At the end of the novel, the narrator is sitting in his manhole talking about how society treats people and sees people. He mentions that he understands his place in society and “Now I know men are different and that all life is divided and that only in division is there true health” (Ellison 576). He says this, because he has come to the realization that a single ideology would limit the complexity of each individual. He knows for sure that society will always “make men conform to a pattern” (Ellison 576). Each individual is multifaceted. However, the narrator still does not know his identity completely and may never understand it fully. The narrator attempts to get rid of his self image to society by trying to throw away the bank and destroy the Sambo doll, but cannot seem to toss them. The few times in the book that he really understands his place in society and chooses his own identity is when he leaves the hospital and when he is eating a yam in the street. He accepts his culture and allows it to define him. The narrator attempts to strip himself of his culture earlier in the novel but by the end of the novel he accepts his culture and comes to the realization that his identity is complex and not described in one single way.
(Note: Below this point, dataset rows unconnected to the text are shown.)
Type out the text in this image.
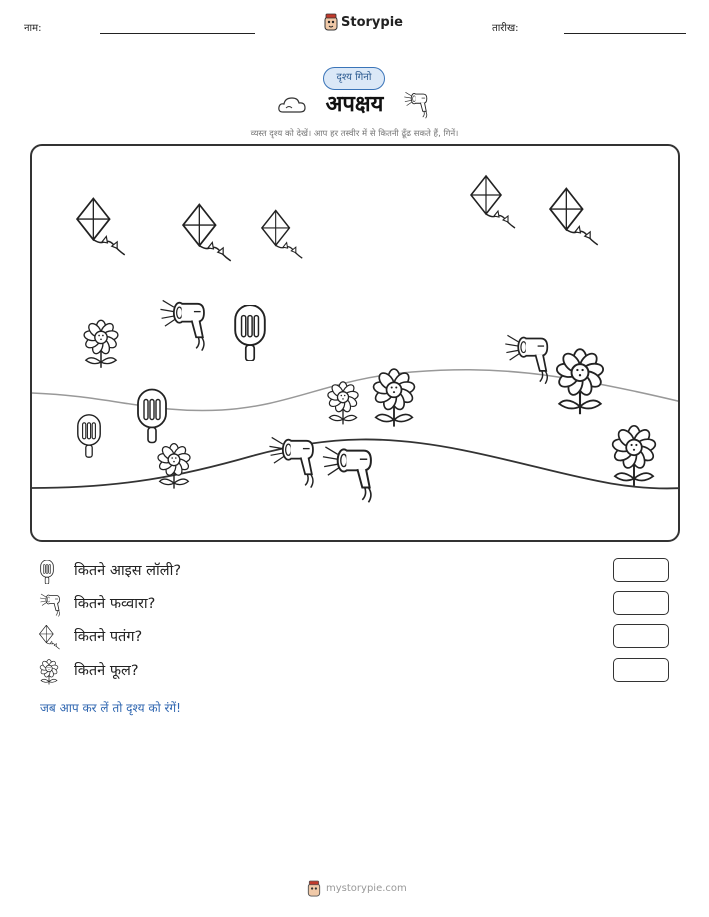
नाम:	Storypie	तारीख:
दृश्य गिनो
अपक्षय
व्यस्त दृश्य को देखें। आप हर तस्वीर में से कितनी ढूँढ सकते हैं, गिनें।
कितने आइस लॉली?
कितने फव्वारा?
कितने पतंग?
कितने फूल?
जब आप कर लें तो दृश्य को रंगें!
mystorypie.com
At the end of the novel, the narrator understands his place in society. He believes that society divides itself into two categories, blacks and whites. He understands that his identity is black, however, he feels that society should treat him as an equal and not conform to a stereotype. They should acknowledge his existence as an individual and as an American man. The narrator is a representation of the struggle to define oneself against societal expectations.
Work Cited
Ellison, Ralph. Invisible Man. 2nd ed. New York: Random, 1980. Print.